There's also regular farm visits, numerous telephone calls to buyers and sellers and drafting post-sale reports - not to mention training for his ongoing professional qualifications.
"Nothing can beat the thrill of a good sale - but one of the joys of the job is the variety," Mr Atkinson said.
"A typical day will start between 6.30am and 8.30am when I'll prepare the animals for market - weighing and sorting prime sheep for example, or booking in the cattle to make sure that all ID tags and passports tally with our records. That way we track movements and there's 100% traceability.
"Then it's on to the market ring where I'll spend a couple of hours in the rostrum conducting the sale. Once that's done I then sort out any problems or misunderstandings that may have arisen during the auction. It doesn't happen very often but it's an important part of the job - and that's where a good relationship with the vendor or buyer can be crucial.
"Then it's back into the office to write the market reports which we send to newspapers and publish in our newsletter and on our website. We like to be as detailed as possible because the farmers who weren't at the sale can then get a rough idea of how their livestock performed.
"The rest of the afternoon is spent either visiting farms, on the telephone with buyers and sellers or I might do some land agency work. That could be anything from trying to sort out compensation through to valuations or providing farm planning advice. I also check that everything is up to date in our sale catalogues. It just depends what needs to be done.
"An important service we offer is helping with on farm stock selection prior to sale. I increasingly find myself offering advice before a producer brings his animals to market, as to which stock is ready for sale and why. This can include handling and selecting prime sheep, or advising on which store cattle will sell best at different times of the year."
On a day when there's no livestock to be sold Mr Atkinson will auction farm machinery or help with farm to farm sales. There's also the occasional Saturday or evening sale - some of which can last until midnight. He also regularly visits other auction marts to keep an eye on market trends and to see who is buying what.
"I also spend a bit of time tying up any loose ends from recent sales and dealing with any problems that might have arisen - for example chasing up the odd farmer who hasn't paid, but that's usually just a case of getting on the phone," he said.

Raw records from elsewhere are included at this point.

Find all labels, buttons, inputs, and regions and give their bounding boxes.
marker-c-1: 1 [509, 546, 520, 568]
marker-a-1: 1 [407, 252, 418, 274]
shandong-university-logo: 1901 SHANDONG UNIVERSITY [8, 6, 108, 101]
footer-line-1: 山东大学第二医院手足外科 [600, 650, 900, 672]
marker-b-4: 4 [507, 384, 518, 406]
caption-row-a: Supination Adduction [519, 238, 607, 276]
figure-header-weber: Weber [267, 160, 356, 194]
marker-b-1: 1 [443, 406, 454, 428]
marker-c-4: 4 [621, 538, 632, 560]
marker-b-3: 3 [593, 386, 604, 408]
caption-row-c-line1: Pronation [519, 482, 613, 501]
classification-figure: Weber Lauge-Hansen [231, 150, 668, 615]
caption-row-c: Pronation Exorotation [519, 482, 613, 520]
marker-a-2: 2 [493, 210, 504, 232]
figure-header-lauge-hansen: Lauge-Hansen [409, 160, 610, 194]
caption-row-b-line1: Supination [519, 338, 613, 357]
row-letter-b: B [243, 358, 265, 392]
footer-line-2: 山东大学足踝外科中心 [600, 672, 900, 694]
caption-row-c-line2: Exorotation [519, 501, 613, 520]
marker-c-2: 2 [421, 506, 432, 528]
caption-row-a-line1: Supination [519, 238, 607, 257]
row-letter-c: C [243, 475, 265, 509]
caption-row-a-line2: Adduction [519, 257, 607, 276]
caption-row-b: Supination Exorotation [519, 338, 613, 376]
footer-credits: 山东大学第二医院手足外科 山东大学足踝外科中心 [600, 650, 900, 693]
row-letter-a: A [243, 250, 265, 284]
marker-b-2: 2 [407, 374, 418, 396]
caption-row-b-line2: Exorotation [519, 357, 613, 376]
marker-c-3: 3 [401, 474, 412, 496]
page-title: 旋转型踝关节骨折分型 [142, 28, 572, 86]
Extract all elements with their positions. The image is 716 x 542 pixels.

Mr Atkinson first visited auction marts with his father, who keeps 700 Swaledale ewes and beef cattle at their family farm in Scorton, between Lancaster and Preston, which has also diversified with a touring caravan park and fishing lake.
He knew from an early age that he wanted to be an auctioneer and in 2009 started studying Rural Enterprise and Land Management at Harper Adams University.

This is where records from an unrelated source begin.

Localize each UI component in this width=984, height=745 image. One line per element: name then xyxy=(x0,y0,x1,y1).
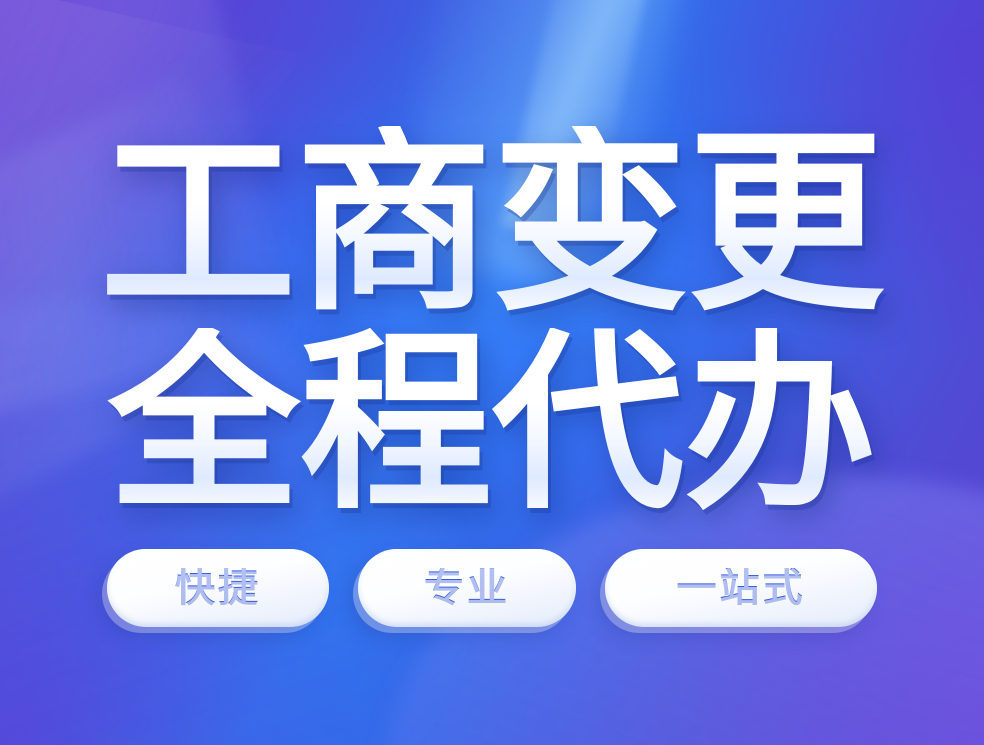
poster-content: 工商变更 全程代办 快捷 专业 一站式 xyxy=(0,0,984,745)
headline-line-1: 工商变更 xyxy=(0,126,984,322)
feature-badge-label: 专业 xyxy=(424,568,510,608)
feature-badge-row: 快捷 专业 一站式 xyxy=(0,549,984,627)
feature-badge-yizhanshi[interactable]: 一站式 xyxy=(605,549,877,627)
feature-badge-label: 快捷 xyxy=(175,568,261,608)
feature-badge-kuaijie[interactable]: 快捷 xyxy=(107,549,329,627)
feature-badge-zhuanye[interactable]: 专业 xyxy=(358,549,576,627)
headline-block: 工商变更 全程代办 xyxy=(0,126,984,520)
promo-poster: 工商变更 全程代办 快捷 专业 一站式 xyxy=(0,0,984,745)
feature-badge-label: 一站式 xyxy=(677,568,806,608)
headline-line-2: 全程代办 xyxy=(0,328,984,520)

As part of the course he began a placement at North West Auctions and was offered a full time position in 2013.
Despite his already hectic workload Mr Atkinson's training hasn't stopped - he's currently in his first year of a Livestock Market Operations and Management course at Harper Adams, which is affiliated to the Livestock Auctioneers Association (LAA), while he is also studying to become a qualified chartered surveyor with the Royal Institute of Chartered Surveyors, as well as a fellow of the Central Association of Agricultural Valuers.
"It's very busy but I enjoy it immensely," he said. "Being a farmer's son and knowing a lot of farmers in the local area has been invaluable. You need to be approachable and knowledgeable so that your customers have confidence in what you say and do.

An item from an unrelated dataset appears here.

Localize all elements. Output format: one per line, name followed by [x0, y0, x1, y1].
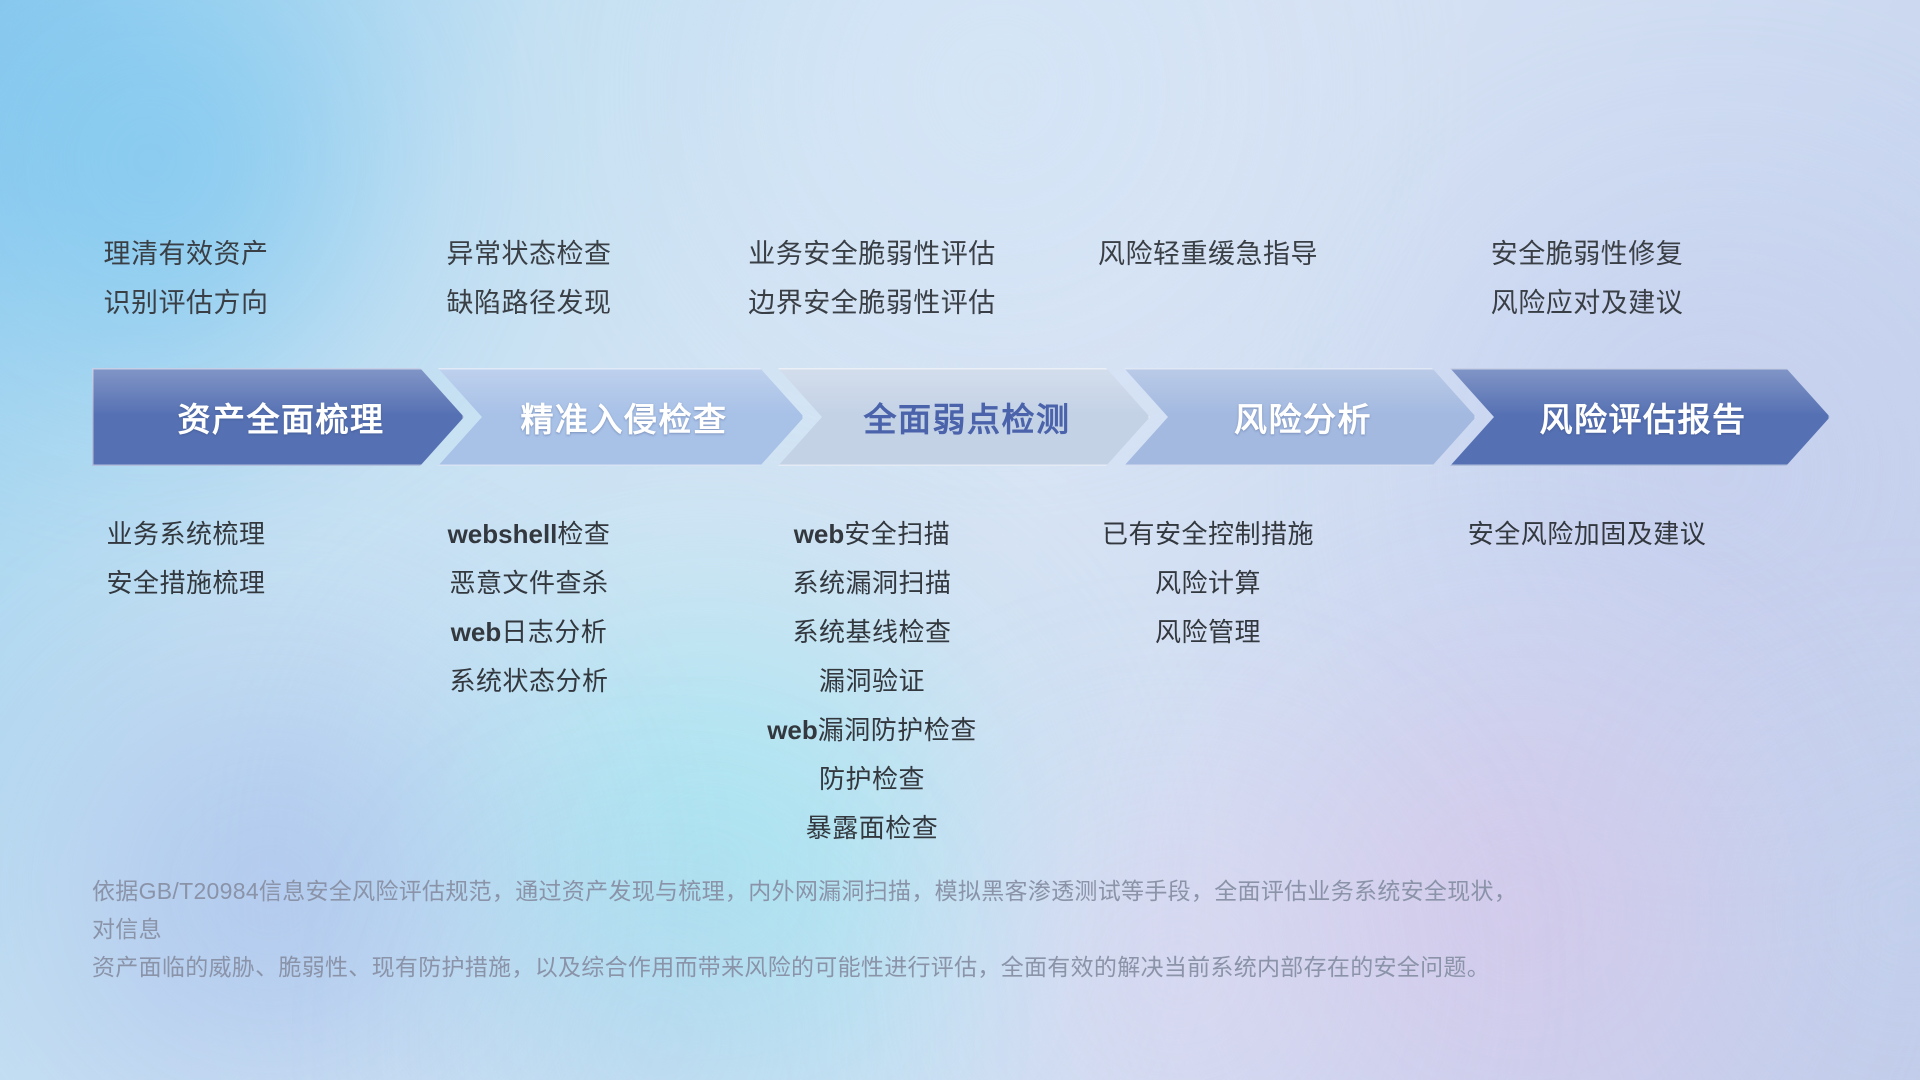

"Building and maintaining relationships is vital - that's why I spend so much time on the phone or visiting farms. That's the best way to check the quality of the stock and to get a real sense for what the vendor is hoping for. It also helps when I get back into the office because I can advise potential buyers accordingly."
Commenting on the Marts the Heart award Mr Atkinson added: "To win a national competition like this against some extremely talented and gifted auctioneers is a very proud moment in my career. I must thank the people who have supported me over the years and look forward to working within the agricultural and auctioneering sector for many years to come."